I’ll look at midfield options in detail after the transfer window closes so will pick up on this thread at a later time, for now I also want to explore the player’s perspective.
This is another aspect of the transfer that I found difficult to understand. Why would Alex Song want to move from a team where he has such a central role to one where he’d be a squad player? I never doubted the fact that Fabregas will be important to Barcelona but it’s difficult to see Song being a regular. It seems to me he’ll be a player who is introduced late in the games when the side wishes to defend a lead or is used in away games where opponents are likely to offer a strong physical challenge. Apart from that he’ll mostly be a back-up utility player.
That seems like such a waste of talent. And why would Song want to fritter away his career on the bench even if it’s the world’s best bench? Sure, he’s likely to have a better shot at medals and will quite possibly make more money but is that reason enough? Clichy, Nasri, and Cesc have played a significant part in title winning sides and RvP is likely to do the same even if the title winning aspect is up for debate. For Song that does not seem to be the case so it’s difficult to see ambition as a reason.

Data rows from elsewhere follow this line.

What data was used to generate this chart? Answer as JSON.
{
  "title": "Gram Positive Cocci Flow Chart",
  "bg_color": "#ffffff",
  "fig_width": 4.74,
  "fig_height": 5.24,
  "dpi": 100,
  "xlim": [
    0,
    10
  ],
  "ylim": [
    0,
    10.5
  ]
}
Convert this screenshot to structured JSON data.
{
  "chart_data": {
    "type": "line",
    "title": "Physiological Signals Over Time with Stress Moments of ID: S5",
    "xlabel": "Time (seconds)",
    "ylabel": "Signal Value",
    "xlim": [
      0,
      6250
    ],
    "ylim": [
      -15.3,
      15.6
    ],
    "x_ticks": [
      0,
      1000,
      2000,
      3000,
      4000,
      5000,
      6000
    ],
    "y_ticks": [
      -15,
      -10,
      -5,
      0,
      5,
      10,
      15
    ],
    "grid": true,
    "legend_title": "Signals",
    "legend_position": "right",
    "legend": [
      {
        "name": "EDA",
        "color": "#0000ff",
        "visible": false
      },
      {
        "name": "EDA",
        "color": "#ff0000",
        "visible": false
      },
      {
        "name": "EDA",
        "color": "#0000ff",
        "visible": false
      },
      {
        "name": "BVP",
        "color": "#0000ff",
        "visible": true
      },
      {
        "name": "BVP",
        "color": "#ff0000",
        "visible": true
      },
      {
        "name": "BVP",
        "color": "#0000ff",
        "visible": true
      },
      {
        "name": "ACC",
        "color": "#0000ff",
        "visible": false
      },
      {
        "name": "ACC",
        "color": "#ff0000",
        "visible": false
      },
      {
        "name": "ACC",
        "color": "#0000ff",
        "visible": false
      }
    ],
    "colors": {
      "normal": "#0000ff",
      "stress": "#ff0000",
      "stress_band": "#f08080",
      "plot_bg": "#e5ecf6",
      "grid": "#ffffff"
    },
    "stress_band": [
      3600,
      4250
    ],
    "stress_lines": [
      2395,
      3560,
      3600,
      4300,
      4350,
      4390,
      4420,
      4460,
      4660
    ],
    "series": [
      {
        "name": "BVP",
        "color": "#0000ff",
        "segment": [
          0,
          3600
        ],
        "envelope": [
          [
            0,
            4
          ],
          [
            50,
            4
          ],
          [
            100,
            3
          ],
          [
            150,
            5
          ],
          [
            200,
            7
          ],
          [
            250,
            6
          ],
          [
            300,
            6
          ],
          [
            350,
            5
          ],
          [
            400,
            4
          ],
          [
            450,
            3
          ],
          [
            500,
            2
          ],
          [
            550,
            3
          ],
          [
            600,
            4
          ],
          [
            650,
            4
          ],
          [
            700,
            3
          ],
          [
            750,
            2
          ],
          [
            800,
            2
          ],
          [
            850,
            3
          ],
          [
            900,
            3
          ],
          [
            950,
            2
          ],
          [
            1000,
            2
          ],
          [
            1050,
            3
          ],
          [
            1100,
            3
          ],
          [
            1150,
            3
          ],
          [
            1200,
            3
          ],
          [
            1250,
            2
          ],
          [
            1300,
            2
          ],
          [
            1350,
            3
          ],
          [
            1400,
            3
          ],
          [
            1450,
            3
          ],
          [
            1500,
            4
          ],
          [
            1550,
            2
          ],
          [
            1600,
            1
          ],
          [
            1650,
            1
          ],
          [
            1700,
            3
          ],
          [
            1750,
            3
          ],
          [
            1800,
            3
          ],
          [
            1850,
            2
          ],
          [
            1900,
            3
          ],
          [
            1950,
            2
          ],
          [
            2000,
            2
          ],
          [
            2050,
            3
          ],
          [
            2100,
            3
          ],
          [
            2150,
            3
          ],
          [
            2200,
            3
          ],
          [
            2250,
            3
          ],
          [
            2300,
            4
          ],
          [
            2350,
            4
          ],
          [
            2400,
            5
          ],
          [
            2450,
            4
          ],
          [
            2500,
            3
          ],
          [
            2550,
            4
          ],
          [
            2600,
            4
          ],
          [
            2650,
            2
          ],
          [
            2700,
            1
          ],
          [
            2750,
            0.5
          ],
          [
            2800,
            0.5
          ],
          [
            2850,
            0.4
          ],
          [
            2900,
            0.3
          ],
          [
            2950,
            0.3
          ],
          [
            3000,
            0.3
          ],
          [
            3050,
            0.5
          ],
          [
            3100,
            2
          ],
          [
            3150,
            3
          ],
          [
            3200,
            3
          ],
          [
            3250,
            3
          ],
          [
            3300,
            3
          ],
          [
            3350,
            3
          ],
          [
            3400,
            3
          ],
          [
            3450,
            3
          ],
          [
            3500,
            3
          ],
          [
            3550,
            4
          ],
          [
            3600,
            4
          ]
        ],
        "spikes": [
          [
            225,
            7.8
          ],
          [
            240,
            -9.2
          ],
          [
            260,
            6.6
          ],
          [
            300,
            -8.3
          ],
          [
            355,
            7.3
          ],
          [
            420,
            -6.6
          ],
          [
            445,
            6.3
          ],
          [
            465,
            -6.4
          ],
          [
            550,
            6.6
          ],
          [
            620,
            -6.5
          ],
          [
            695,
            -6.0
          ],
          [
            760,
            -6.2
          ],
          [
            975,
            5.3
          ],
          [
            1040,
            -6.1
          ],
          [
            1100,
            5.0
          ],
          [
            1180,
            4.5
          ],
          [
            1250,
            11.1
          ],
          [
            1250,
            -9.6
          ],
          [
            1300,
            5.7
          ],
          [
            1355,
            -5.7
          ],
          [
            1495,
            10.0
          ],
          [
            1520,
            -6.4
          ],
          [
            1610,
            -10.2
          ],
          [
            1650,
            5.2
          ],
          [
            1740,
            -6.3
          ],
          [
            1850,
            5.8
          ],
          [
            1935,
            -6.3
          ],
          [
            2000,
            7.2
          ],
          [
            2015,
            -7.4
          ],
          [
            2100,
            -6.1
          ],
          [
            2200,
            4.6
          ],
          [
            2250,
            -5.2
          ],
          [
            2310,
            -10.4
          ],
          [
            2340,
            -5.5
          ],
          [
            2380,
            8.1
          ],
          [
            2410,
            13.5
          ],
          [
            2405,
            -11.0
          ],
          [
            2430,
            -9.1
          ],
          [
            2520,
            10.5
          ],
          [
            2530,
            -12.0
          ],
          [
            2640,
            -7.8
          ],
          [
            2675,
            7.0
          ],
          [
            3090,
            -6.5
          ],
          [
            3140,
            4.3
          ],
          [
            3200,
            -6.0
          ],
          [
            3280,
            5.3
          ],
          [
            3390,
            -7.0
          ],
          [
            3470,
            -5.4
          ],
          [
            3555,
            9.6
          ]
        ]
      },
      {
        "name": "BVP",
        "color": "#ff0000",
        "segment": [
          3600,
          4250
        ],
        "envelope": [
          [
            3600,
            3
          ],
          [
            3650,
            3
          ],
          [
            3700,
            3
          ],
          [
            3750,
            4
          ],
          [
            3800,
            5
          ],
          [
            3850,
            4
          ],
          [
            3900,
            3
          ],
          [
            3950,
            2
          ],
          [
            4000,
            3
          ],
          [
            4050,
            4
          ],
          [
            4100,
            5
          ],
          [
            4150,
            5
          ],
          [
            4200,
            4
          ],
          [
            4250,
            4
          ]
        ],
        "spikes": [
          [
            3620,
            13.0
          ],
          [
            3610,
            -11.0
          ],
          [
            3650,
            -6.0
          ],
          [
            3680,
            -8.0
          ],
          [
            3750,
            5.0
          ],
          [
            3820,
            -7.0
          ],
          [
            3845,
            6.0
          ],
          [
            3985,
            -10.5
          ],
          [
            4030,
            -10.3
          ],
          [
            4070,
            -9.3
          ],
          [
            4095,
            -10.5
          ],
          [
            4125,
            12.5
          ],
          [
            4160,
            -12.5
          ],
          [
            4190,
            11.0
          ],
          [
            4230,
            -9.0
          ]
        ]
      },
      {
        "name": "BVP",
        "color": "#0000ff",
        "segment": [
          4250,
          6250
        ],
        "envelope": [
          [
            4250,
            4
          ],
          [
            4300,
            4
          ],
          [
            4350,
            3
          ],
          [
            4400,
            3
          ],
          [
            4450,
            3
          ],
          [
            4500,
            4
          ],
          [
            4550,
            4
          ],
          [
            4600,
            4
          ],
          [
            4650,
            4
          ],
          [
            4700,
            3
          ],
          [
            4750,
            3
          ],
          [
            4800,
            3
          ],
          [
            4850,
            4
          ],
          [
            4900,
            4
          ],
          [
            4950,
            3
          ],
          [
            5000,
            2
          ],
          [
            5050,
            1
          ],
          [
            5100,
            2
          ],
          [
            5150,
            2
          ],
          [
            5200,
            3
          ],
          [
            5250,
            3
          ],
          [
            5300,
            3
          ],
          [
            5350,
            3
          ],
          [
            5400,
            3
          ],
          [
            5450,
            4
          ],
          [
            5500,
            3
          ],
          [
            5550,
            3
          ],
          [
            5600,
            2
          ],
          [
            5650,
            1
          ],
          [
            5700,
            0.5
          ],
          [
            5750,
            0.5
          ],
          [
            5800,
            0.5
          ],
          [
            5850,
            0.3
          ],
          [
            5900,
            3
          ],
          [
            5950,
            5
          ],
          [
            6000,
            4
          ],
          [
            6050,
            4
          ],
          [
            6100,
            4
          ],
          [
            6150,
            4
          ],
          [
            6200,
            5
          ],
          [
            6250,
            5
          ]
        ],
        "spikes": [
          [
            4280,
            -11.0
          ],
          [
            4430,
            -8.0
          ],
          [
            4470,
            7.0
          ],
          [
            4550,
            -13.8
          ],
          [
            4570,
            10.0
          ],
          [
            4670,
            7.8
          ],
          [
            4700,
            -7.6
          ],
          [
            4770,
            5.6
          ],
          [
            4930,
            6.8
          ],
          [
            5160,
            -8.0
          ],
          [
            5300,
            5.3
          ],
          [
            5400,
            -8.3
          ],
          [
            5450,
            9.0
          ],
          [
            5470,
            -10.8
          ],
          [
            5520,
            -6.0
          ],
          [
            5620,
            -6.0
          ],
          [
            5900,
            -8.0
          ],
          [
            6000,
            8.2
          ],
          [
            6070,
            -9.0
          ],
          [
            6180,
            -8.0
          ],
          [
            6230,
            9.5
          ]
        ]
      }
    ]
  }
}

Maybe it is about the money, or the glory, or about being underappreciated, or something else. Time will tell.
For Barcelona it’s a good deal as they get a high quality utility player for good value. Wonder if Cesc had any part to play in this transfer?
Finally, I want to touch upon the manner of departure. Van Persie went from hero to villain after releasing one ill-advised statement. In contrast, Song had the following to say in a recent interview with Sky Sports,
I am not going to lie if I said there is no interest but I am at Arsenal and I am happy at Arsenal.
Really? If I add up the events – Arsene Wenger’s uncharacteristic curtness about the transfer, the speed at which the transfer has been agreed, and the rumours about attitude issues doing the rounds – I find it very difficult to believe Song was happy at Arsenal and that Arsenal were happy with him.
When Van Persie released his statement I was among the few who believed it was a fairly honest one. The player genuinely didn’t believe Arsenal were doing enough to win. With Song on the other hand, we have what appears to be a deceitful and empty comment aimed solely at maintaining PR.
I am not surprised but really disappointed with the way people have accepted this from Song while hating RvP. It’s like saying “We’re ok with whatever you do or think as long as you put out statements that say what we want to hear. Not the truth, not your honest opinion, just something that makes us feel better in that moment.”
I don’t blame the fans though. It’s a broader problem with the human race. We can’t always handle the truth, we need simplified narratives that suit our sensibilities. Politicians have mastered that art and that’s what we get from almost everyone else who is in the public eye. If individuals can’t do it they get PR firms to do it. Then again, writing such stuff on a blog in the public domain is akin to committing PR suicide so I’ll stop before I do irreparable damage!
Song has moved from the heart of London to the fringes of Barcelona. He must have his reasons but they’re not important at the moment. Arsene has to perform that heart transplant soon though. It could be a matter of life and death. It seems he’s found a donor, and the tissue’s a match, now he must perform the surgery and hope to avoid complications. Has it set your pulse racing yet!?